In this corresponding example, all of the samples comprising the sucrose esters decrease cooked gel strength in the presence of 2% (by weight) salt. However, the sample comprising 0.5% DK Ester 20 improves cooked gel strength in an environment free of salt by 4% compared to the control. The soy protein isolate compositions are also tested for cooked emulsion strength. The samples comprising 1.0 DK Ester 20, 1.5% DK Ester 20, 1.0% DK Ester 50, and 1.5% DK Ester 50 increase emulsion strength of the soy protein isolate composition by 34%, 8%, 11%, and 9% respectively compared to the control. In addition to improving emulsion strength, some of the samples in this example improved cooked emulsion stability. Specifically, the post heat addition of 1.0% DK Ester 20 and 1.5% DK Ester 20 improve cooked emulsion stability by about 9% compared to the control. The remaining samples did not improve cooked emulsion stability. The soy protein isolate compositions (at a 5% solid basis) comprising the sucrose esters are also tested for viscosity improvements both in an environment comprising 2% (by weight salt) and in an environment free of salt. The samples comprising 0.5% DK Ester 20, 1.5% DK Ester 20, 0.5% DK Ester 50, 1.0% DK Ester 50, and 1.5% DK Ester 50 are found to increase viscosity in both environments. Specifically, in an environment comprising 2% (by weight salt), the samples increase viscosity by 13% to 50% compared to the control. In an environment free of salt, the samples increase viscosity by 19% to 84% compared to the control.
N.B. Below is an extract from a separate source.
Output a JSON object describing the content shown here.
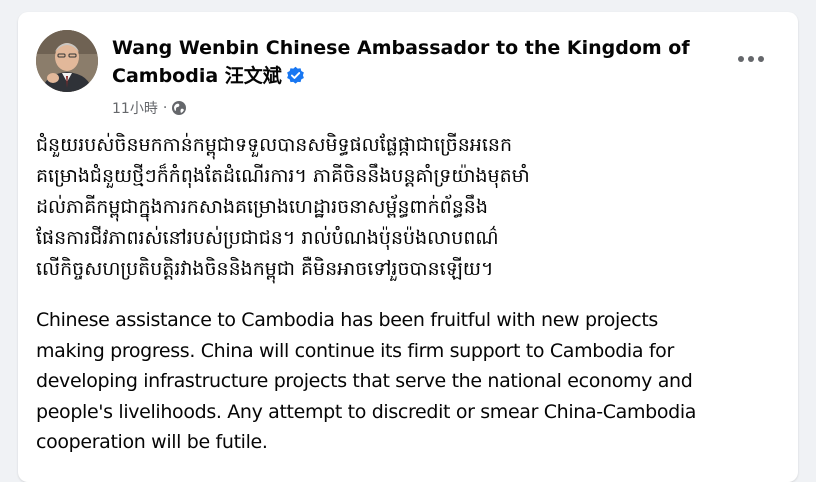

When introducing elements of the present invention or the preferred embodiment(s) thereof, the articles “a”, “an”, “the” and “said” are intended to mean that there are one or more of the elements. The terms “comprising”, “including” and “having” are intended to be inclusive and mean that there may be additional elements other than the listed elements.
The term “by weight” is used throughout the application to describe the amounts of components in the soy protein isolate composition. Unless otherwise specified, the term “by weight” is intended to mean by weight on an as is basis, without any moisture added or removed from the product. The term by weight dry basis is intended to mean on a moisture-free basis, in which the moisture has been removed.
As various changes could be made in the above without departing from the scope of the invention, it is intended that all matter contained in the above description and shown in the accompanying drawings shall be interpreted as illustrative and not in a limiting sense.